Continuous variables and optimal cTn cutoff values for predicting prognosis
When evaluating cTn concentration as continuous variables, the prognostic accuracy for reaching the primary composite endpoint was highest for the Abbott cTnI assay (AUC 0.718, 95 % CI: 0.691–0.744) followed by the Roche cTnT assay (AUC 0.697, 95 % CI: 0.670–0.724) and the Siemens cTnI assay (AUC 0.662, 95 % CI: 0.634–0.689), see Figure 4 and Supplementary Material, Table S4. The AUC for cTnI by Abbot was significantly higher than the AUC for cTnI by Siemens (p-value <0.001). Except in some subgroups, there were no significant differences between AUCs for the cTnT assay compared to those for the cTnI assays.
For the secondary endpoint, there were no differences in AUC between the Abbott cTnI assay (AUC 0.762, 95 % CI: 0.736–0.786) and the cTnT assay (AUC 0.770, 95 % CI: 0.745–0.794), p=0.600, but both had significantly higher AUC than the Siemens cTnI assay (AUC 0.714, 95 % CI 0.687–0.740). For the tertiary endpoint (all-cause mortality), the cTnT assay had higher prognostic value than the cTnI assays, see Supplementary Material, Table S4.
Outcome prediction using the LoD or 90th – 99th percentiles as cutoff values
At the 99th percentile URL, sensitivity for the primary and secondary endpoint was higher for the cTnT assay than the cTnI assays (primary endpoint: cTnT, 33.3 % [23.9–43.9]; cTnI Abbott 9.7 % [4.5–17.6]; cTnI Siemens, 8.6 % [3.8–16.3]) while the cTnI assays had higher specificity (cTnT, 83.3 % [80.9–85.5]; cTnI Abbott, 96.5 % [95.2–97.5]; cTnI Siemens, 95.7 % [94.3–96.9]). AUC increased for all assays when cutoff values were lowered from the 99th to the 90th percentile (Supplementary Material, Tables S5–S7) as the cutoff concentrations moved closer to the optimal value found by the Youden´s index (Table 2 and Figure 4).
Using the LoD as cutoff value improved sensitivity to 86–97 % for the primary, secondary and tertiary outcomes but specificity was reduced, see Supplementary Material, Tables S5–S7. The cTnT assay and the Abbott cTnI assay had significantly higher AUC than the Siemens cTnI assay at the LoD for all endpoints (p<0.001 for differences).

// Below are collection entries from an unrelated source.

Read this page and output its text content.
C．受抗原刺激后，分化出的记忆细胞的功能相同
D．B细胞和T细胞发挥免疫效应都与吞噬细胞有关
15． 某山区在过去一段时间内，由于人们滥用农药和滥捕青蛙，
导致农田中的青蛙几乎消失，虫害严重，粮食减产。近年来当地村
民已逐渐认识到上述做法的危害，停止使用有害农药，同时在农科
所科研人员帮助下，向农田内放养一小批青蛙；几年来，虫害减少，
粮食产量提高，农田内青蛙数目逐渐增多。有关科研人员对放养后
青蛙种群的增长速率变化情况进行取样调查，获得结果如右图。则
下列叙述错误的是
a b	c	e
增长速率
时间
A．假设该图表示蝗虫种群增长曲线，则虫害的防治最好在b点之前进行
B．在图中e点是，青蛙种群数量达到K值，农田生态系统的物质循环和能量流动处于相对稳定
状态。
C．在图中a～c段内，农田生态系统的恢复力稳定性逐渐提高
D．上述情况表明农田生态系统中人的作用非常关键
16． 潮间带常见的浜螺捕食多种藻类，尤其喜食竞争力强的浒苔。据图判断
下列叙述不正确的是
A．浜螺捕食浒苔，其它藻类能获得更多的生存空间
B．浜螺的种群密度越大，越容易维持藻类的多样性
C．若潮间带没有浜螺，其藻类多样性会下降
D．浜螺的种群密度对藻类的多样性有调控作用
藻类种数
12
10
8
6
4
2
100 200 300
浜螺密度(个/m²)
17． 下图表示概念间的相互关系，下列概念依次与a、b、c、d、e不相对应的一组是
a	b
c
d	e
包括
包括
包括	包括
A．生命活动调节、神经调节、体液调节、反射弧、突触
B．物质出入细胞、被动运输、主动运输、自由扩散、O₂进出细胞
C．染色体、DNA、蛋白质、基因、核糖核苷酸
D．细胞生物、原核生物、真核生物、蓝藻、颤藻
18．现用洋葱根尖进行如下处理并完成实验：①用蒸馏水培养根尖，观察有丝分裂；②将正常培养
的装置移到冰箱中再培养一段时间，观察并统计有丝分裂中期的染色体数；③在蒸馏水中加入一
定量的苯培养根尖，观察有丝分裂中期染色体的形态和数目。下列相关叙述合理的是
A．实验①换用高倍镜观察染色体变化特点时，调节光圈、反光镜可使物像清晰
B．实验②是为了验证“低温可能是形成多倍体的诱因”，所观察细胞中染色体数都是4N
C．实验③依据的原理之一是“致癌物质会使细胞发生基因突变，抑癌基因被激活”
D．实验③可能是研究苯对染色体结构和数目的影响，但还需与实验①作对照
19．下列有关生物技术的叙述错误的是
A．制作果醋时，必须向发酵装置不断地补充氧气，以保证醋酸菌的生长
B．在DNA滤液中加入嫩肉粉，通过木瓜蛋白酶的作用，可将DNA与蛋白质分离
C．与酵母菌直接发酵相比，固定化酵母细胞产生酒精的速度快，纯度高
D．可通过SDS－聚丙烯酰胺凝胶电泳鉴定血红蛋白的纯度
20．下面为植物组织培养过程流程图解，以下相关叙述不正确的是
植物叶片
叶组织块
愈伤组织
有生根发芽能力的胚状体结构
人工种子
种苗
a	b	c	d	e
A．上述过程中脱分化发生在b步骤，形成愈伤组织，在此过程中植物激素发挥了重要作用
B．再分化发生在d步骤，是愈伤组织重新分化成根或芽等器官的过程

CMI prevalence and diagnostic performance for bioequivalent cut-off values
If the concentration of cTnI found to be equivalent of the cTnT 99th percentile URL (cTnI Abbott, 4.1/8.7 ng/L for women/men; cTnI Siemens, 6.9/16.5 ng/L) were used as cutoff values for CMI, the number of diagnosed patients increased by a factor of 5.2 (cTnI Abbott) and 4.2 (cTnI Siemens). The sensitivity for the primary endpoint increased from <10 to 38.7 % (Abbott) and <10 to 29.0 % (Siemens), becoming similar to the sensitivity at URL by the cTnT assay (33.3 %) see Supplementary Material, Table S8.
Discussion
In a prospective study assessing the prevalence and prognostic implications of CMI diagnosed with cTnT and cTnI in the same cohort, we demonstrate important similarities and differences between the cTnT and cTnI assays. More patients had cTnT above the URL compared to cTnI, and accordingly, CMI is diagnosed several times more often by the cTnT assay. The optimal cTn cutoff value for predicting future CV events was lower than the 99th percentile URL, and much lower for cTnI compared to cTnT. The risk assessment based on the presence or absence of CMI was of greater utility for cTnT than for any of the cTnI assays. There were no consistent differences in prognostic accuracy when cTnT and cTnI were compared as continuous variables, clearly indicating that differences in prognostic ability shown between assays were related to the absolute cut-offs (URL) chosen for diagnosing CMI. Hence, troponin URLs must be harmonized, or the diagnostic definition of CMI should be reconsidered to increase concordance between assays.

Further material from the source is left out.